In April, the CEO of Facebook, Mark Zuckerberg, testified in Congress about the alleged user privacy violations that occurred at Facebook. Several weeks later,Cambridge Analytica, the political consulting firm that misused the personal information of millions of Facebook users, is shutting down due to the loss of customers. The Federal Trade Commission is progressing with its investigation of Facebook, and we will find out whether and how Facebook will be held responsible for these privacy violations.
That said, these privacy concerns are not going to end anytime soon. It is not just Facebook. Companies in multiple industries are becoming heavily dependent on customers’ personal data so that they can provide tailored products and services to their customers at lower cost. Ideally, both the companies and their customers should benefit from this data collector-data contributor relationship. In reality, all of us who are data contributors often feel uncomfortable about it. From Zuckerberg’s testimony in Congress, we may find answers to why we feel this way, and how meaningful regulation can improve this situation.

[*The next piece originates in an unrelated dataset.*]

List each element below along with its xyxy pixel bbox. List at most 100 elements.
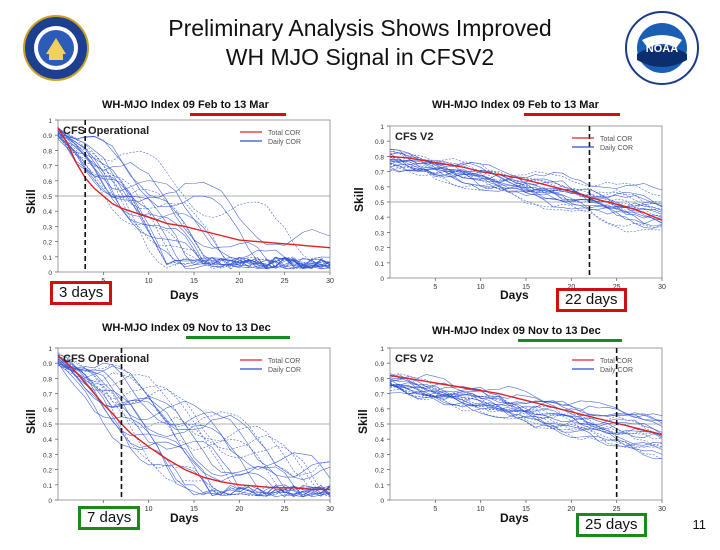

One reason why data contributors may not trust data collectors is that there is an informational asymmetry between the two. Many users have little knowledge about how companies like Facebook are collecting their personal information and what kinds of information are being collected.People get suspicious about whether their voices are being recorded secretly through the microphones on their laptops or through smart home devices like Amazon Echo.
It is often unclear to users who has access to their personal information. For example, people unfamiliar with Facebook’s business model may think that it sells users’ information to advertisers. During his Congressional testimony, Zuckerberg explained that Facebook acted as an intermediary that connected users with relevant ads. In order to provide greater clarity to users,regulation is needed to require that data collectors disclose, in an understandable and comprehensive manner, the sources being used to collect information, the types of information being collected, and the parties who have the access to that information.
Sometimes the collected information may be such that we are hesitant to share it. For example, many car insurance companies have been promoting telematics devices, which track drivers’ driving habits, and good drivers will be rewarded with lower premiums. But even for a good driver, the chance of her getting into an accident varies depending on many other factors, for example, the road conditions. Imagine if insurance companies start to gather information about the routes that a driver takes and change premium rates accordingly, in real time. Drivers will spend less on car insurance if safer routes are taken,and insurers will be able to monitor their risk exposures more closely. But even in such a mutually beneficial scenario, not everyone is willing to share his every footprint with others.
In short, people balance different considerations when it comes to the sensitivity of personal information. Some may be happy about giving up personal information in exchange for lower price or convenience, while others may not. Therefore,data contributors– meaning you and me — should be given the right to not share the information they consider sensitive, unless they want to do so.
In the EU, the General Data Protection Regulation – GDPR – goes into effect on May 25, 2018, and it provides data protection and privacy for all individuals within the European Union. It also deals with the export of personal data outside the EU, and hence, it will have a global impact.
Given the increased focus on cyber privacy, it is likely that some Congressional legislation regulation emerge. Will this regulation be adequate and will there be adequate enforcement of those regulations?